Anthrax is caused by the bacterium, Bacillus anthracis. This spore forming bacteria can survive in the environment for years because of its ability to resist heat, cold, drying, etc. this is usually the infectious stage of anthrax.

When conditions become favorable, the spores germinate into colonies of bacteria. An example would be a grazing cow ingests spores that in the cow, germinate, grow spread and eventually kill the animal.

The bacteria will form spores in the carcass and then return to the soil to infect other animals. The vegetative form is rarely implicated in transmission.

The organism also produces some dangerous toxins and proteins.

There are no reports of person-to-person transmission of anthrax. People get anthrax by handling contaminated animal or animal products, consuming undercooked meat of infected animals and more recently, intentional release of spores.

There are three types of anthrax with differing degrees of seriousness:

• Cutaneous anthrax: this occurs when the spore (or possibly the bacterium) enters a cut or abrasion on the skin. It starts out as a raised bump that looks like an insect bite. It then develops into a blackened lesion called an eschar that may form a scab. Lymph glands in the area may swell plus edema may be present. This form of anthrax responds well to antibiotics. If untreated, deaths can occur if the infection goes systemic. 95 percent of cases of anthrax are cutaneous.

• Gastrointestinal anthrax: this follows the ingestion of contaminated meats. It is characterized by stomach pain, severe bloody diarrhea, bloody vomit and an inflammation of the intestinal tract. Up to half of those infected will perish from this form of disease. This is a very rare type of anthrax.

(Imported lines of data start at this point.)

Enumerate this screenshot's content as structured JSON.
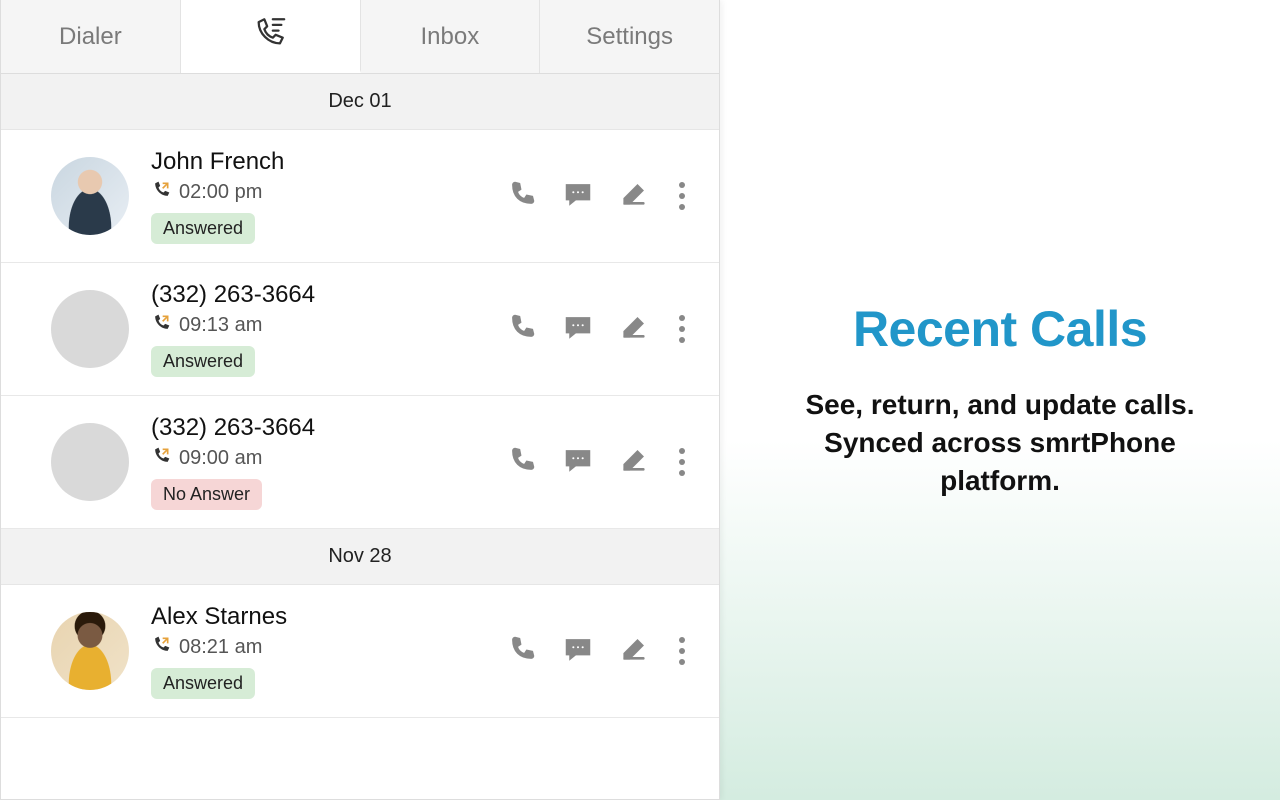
{
  "tabs": {
    "dialer": "Dialer",
    "inbox": "Inbox",
    "settings": "Settings"
  },
  "groups": [
    {
      "date": "Dec 01",
      "calls": [
        {
          "name": "John French",
          "time": "02:00 pm",
          "status": "Answered",
          "statusClass": "status-answered",
          "avatar": "photo1"
        },
        {
          "name": "(332) 263-3664",
          "time": "09:13 am",
          "status": "Answered",
          "statusClass": "status-answered",
          "avatar": ""
        },
        {
          "name": "(332) 263-3664",
          "time": "09:00 am",
          "status": "No Answer",
          "statusClass": "status-noanswer",
          "avatar": ""
        }
      ]
    },
    {
      "date": "Nov 28",
      "calls": [
        {
          "name": "Alex Starnes",
          "time": "08:21 am",
          "status": "Answered",
          "statusClass": "status-answered",
          "avatar": "photo2"
        }
      ]
    }
  ],
  "marketing": {
    "title": "Recent Calls",
    "line1": "See, return, and update calls.",
    "line2": "Synced across smrtPhone",
    "line3": "platform."
  }
}
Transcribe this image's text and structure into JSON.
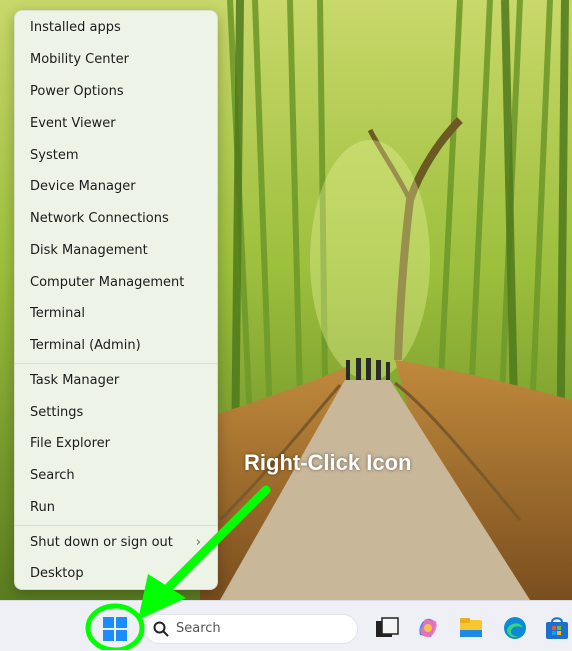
{
  "menu": {
    "items": [
      {
        "label": "Installed apps"
      },
      {
        "label": "Mobility Center"
      },
      {
        "label": "Power Options"
      },
      {
        "label": "Event Viewer"
      },
      {
        "label": "System"
      },
      {
        "label": "Device Manager"
      },
      {
        "label": "Network Connections"
      },
      {
        "label": "Disk Management"
      },
      {
        "label": "Computer Management"
      },
      {
        "label": "Terminal"
      },
      {
        "label": "Terminal (Admin)"
      },
      {
        "label": "Task Manager"
      },
      {
        "label": "Settings"
      },
      {
        "label": "File Explorer"
      },
      {
        "label": "Search"
      },
      {
        "label": "Run"
      },
      {
        "label": "Shut down or sign out"
      },
      {
        "label": "Desktop"
      }
    ],
    "submenu_chevron": "›"
  },
  "taskbar": {
    "search_placeholder": "Search",
    "icons": [
      "start-icon",
      "search-icon",
      "task-view-icon",
      "copilot-icon",
      "file-explorer-icon",
      "edge-icon",
      "store-icon"
    ]
  },
  "annotation": {
    "label": "Right-Click Icon",
    "color": "#00ff00"
  },
  "colors": {
    "menu_bg": "#eef3e8",
    "taskbar_bg": "#eef0f5",
    "start_blue": "#1a8cff"
  }
}
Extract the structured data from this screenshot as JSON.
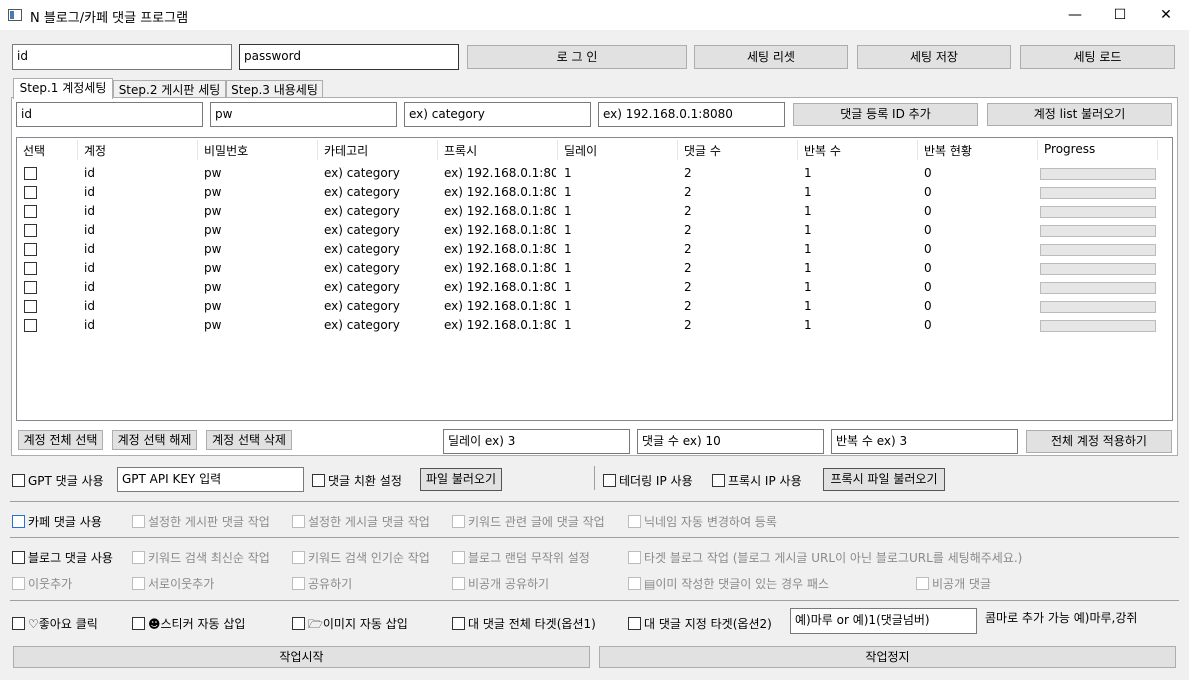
{
  "window": {
    "title": "N 블로그/카페 댓글 프로그램",
    "min": "—",
    "max": "☐",
    "close": "✕"
  },
  "login": {
    "id_value": "id",
    "password_value": "password",
    "login_label": "로 그 인",
    "reset_label": "세팅 리셋",
    "save_label": "세팅 저장",
    "load_label": "세팅 로드"
  },
  "tabs": [
    {
      "label": "Step.1 계정세팅"
    },
    {
      "label": "Step.2 게시판 세팅"
    },
    {
      "label": "Step.3 내용세팅"
    }
  ],
  "account_form": {
    "id": "id",
    "pw": "pw",
    "category": "ex) category",
    "proxy": "ex) 192.168.0.1:8080",
    "add_label": "댓글 등록 ID 추가",
    "load_list_label": "계정 list 불러오기"
  },
  "table": {
    "columns": [
      "선택",
      "계정",
      "비밀번호",
      "카테고리",
      "프록시",
      "딜레이",
      "댓글 수",
      "반복 수",
      "반복 현황",
      "Progress"
    ],
    "rows": [
      {
        "account": "id",
        "password": "pw",
        "category": "ex) category",
        "proxy": "ex) 192.168.0.1:80...",
        "delay": "1",
        "comments": "2",
        "repeat": "1",
        "status": "0",
        "progress": 0
      },
      {
        "account": "id",
        "password": "pw",
        "category": "ex) category",
        "proxy": "ex) 192.168.0.1:80...",
        "delay": "1",
        "comments": "2",
        "repeat": "1",
        "status": "0",
        "progress": 0
      },
      {
        "account": "id",
        "password": "pw",
        "category": "ex) category",
        "proxy": "ex) 192.168.0.1:80...",
        "delay": "1",
        "comments": "2",
        "repeat": "1",
        "status": "0",
        "progress": 0
      },
      {
        "account": "id",
        "password": "pw",
        "category": "ex) category",
        "proxy": "ex) 192.168.0.1:80...",
        "delay": "1",
        "comments": "2",
        "repeat": "1",
        "status": "0",
        "progress": 0
      },
      {
        "account": "id",
        "password": "pw",
        "category": "ex) category",
        "proxy": "ex) 192.168.0.1:80...",
        "delay": "1",
        "comments": "2",
        "repeat": "1",
        "status": "0",
        "progress": 0
      },
      {
        "account": "id",
        "password": "pw",
        "category": "ex) category",
        "proxy": "ex) 192.168.0.1:80...",
        "delay": "1",
        "comments": "2",
        "repeat": "1",
        "status": "0",
        "progress": 0
      },
      {
        "account": "id",
        "password": "pw",
        "category": "ex) category",
        "proxy": "ex) 192.168.0.1:80...",
        "delay": "1",
        "comments": "2",
        "repeat": "1",
        "status": "0",
        "progress": 0
      },
      {
        "account": "id",
        "password": "pw",
        "category": "ex) category",
        "proxy": "ex) 192.168.0.1:80...",
        "delay": "1",
        "comments": "2",
        "repeat": "1",
        "status": "0",
        "progress": 0
      },
      {
        "account": "id",
        "password": "pw",
        "category": "ex) category",
        "proxy": "ex) 192.168.0.1:80...",
        "delay": "1",
        "comments": "2",
        "repeat": "1",
        "status": "0",
        "progress": 0
      }
    ]
  },
  "account_actions": {
    "select_all": "계정 전체 선택",
    "deselect": "계정 선택 해제",
    "delete": "계정 선택 삭제",
    "delay": "딜레이 ex) 3",
    "comment_count": "댓글 수 ex) 10",
    "repeat_count": "반복 수 ex) 3",
    "apply_all": "전체 계정 적용하기"
  },
  "gpt": {
    "use_label": "GPT 댓글 사용",
    "api_key": "GPT API KEY 입력",
    "replace_label": "댓글 치환 설정",
    "file_load": "파일 불러오기"
  },
  "ip": {
    "tethering": "테더링 IP 사용",
    "proxy": "프록시 IP 사용",
    "proxy_file": "프록시 파일 불러오기"
  },
  "cafe": {
    "use": "카페 댓글 사용",
    "board": "설정한 게시판 댓글 작업",
    "post": "설정한 게시글 댓글 작업",
    "keyword": "키워드 관련 글에 댓글 작업",
    "nickname": "닉네임 자동 변경하여 등록"
  },
  "blog": {
    "use": "블로그 댓글 사용",
    "latest": "키워드 검색 최신순 작업",
    "popular": "키워드 검색 인기순 작업",
    "random": "블로그 랜덤 무작위 설정",
    "target": "타겟 블로그 작업 (블로그 게시글 URL이 아닌 블로그URL를 세팅해주세요.)",
    "neighbor": "이웃추가",
    "mutual": "서로이웃추가",
    "share": "공유하기",
    "private_share": "비공개 공유하기",
    "skip": "▤이미 작성한 댓글이 있는 경우 패스",
    "private_comment": "비공개 댓글"
  },
  "options": {
    "like": "♡좋아요 클릭",
    "sticker": "☻스티커 자동 삽입",
    "image": "🗁이미지 자동 삽입",
    "all_target": "대 댓글 전체 타겟(옵션1)",
    "specific_target": "대 댓글 지정 타겟(옵션2)",
    "target_input": "예)마루 or 예)1(댓글넘버)",
    "hint": "콤마로 추가 가능 예)마루,강쥐"
  },
  "run": {
    "start": "작업시작",
    "stop": "작업정지"
  }
}
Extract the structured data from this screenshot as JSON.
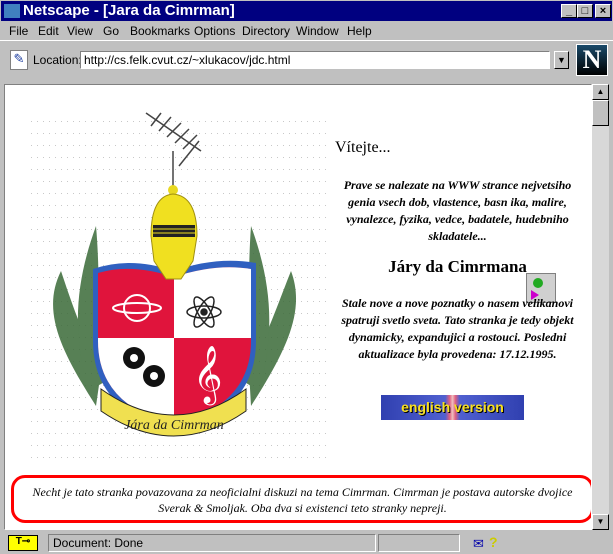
{
  "window": {
    "title": "Netscape - [Jara da Cimrman]"
  },
  "menu": [
    "File",
    "Edit",
    "View",
    "Go",
    "Bookmarks",
    "Options",
    "Directory",
    "Window",
    "Help"
  ],
  "location": {
    "label": "Location:",
    "url": "http://cs.felk.cvut.cz/~xlukacov/jdc.html"
  },
  "logo": "N",
  "page": {
    "welcome": "Vítejte...",
    "intro": "Prave se nalezate na WWW strance nejvetsiho genia vsech dob, vlastence, basn ika, malire, vynalezce, fyzika, vedce, badatele, hudebniho skladatele...",
    "name": "Járy da Cimrmana",
    "update": "Stale nove a nove poznatky o nasem velikanovi spatruji svetlo sveta. Tato stranka je tedy objekt dynamicky, expandujici a rostouci. Posledni aktualizace byla provedena: 17.12.1995.",
    "english_button": "english version",
    "crest_banner": "Jára da Cimrman",
    "disclaimer": "Necht je tato stranka povazovana za neoficialni diskuzi na tema Cimrman. Cimrman je postava autorske dvojice Sverak & Smoljak. Oba dva si existenci teto stranky nepreji."
  },
  "status": {
    "text": "Document: Done"
  },
  "colors": {
    "titlebar": "#000080",
    "shield_red": "#e0143c",
    "helmet": "#f0e020",
    "disclaimer_border": "#ff0000"
  }
}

• Inhalation anthrax: also known as “woolsorter’s disease”, happens due to inhaling the spores. After incubating for less than a week; fever, aches, vomiting are early symptoms. After the initial symptoms, a short period of improvement (less than a day) may occur. It then progresses to severe respiratory distress. Shock and death soon follow. Later stages of this infection have nearly a 100 percent chance of death even with antibiotics.